Triadou P, Fonty E, Ambrosio A S, Cottat M C, Girot R, Cornu P
Laboratoire d'Hématologie, Hôpital Necker-Enfants Malades, Paris, France.
Nouv Rev Fr Hematol (1978). 1990;32(2):137-42.
Platelet function was investigated in 37 patients with sickle cell disease during steady state. The measurement of platelet aggregation in whole blood, demonstrating interaction of sickle cells and platelets, showed increased activity in patients compared to controls. In contrast, by classical platelet aggregation in platelet-rich plasma (PRP) we observed decreased platelet aggregation in sickle cell patients. Aggregation of washed platelets appeared identical in patients and controls beta thromboglobulin (beta TG) and platelet factor 4 (PF4) as well as fibrinopeptide A (FPA) plasma levels were increased in patients with sickle cell disease. These results suggest that in sickle cell patients there is in vivo platelet stimulation, which may therefore appear "exhausted" in patients plasma during in vitro studies, and also a possible role of coagulation in the pathophysiology of sickle cell disease as supported by high levels of FPA.

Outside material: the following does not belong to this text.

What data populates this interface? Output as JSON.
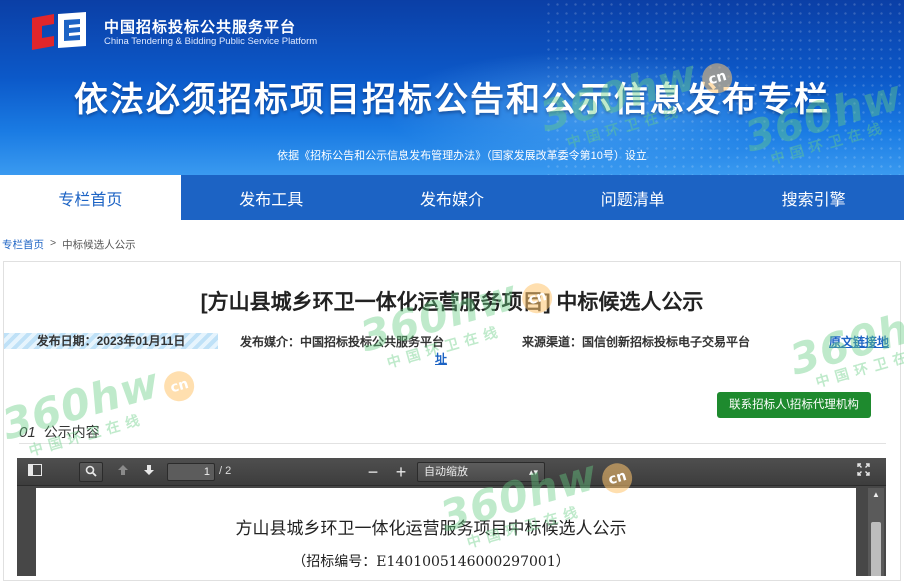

在37例镰状细胞病稳态期患者中对血小板功能进行了研究。全血中血小板聚集的测量显示了镰状细胞与血小板的相互作用,结果表明与对照组相比,患者的血小板聚集活性增加。相比之下,通过富含血小板血浆(PRP)中的经典血小板聚集试验,我们观察到镰状细胞病患者的血小板聚集减少。洗涤血小板的聚集在患者和对照组中表现相同。镰状细胞病患者的β-血小板球蛋白(β-TG)、血小板因子4(PF4)以及纤维蛋白肽A(FPA)血浆水平升高。这些结果表明,镰状细胞病患者体内存在血小板刺激,因此在体外研究中患者血浆中的血小板可能显得“耗竭”,同时高水平的FPA也支持凝血在镰状细胞病病理生理学中可能发挥的作用。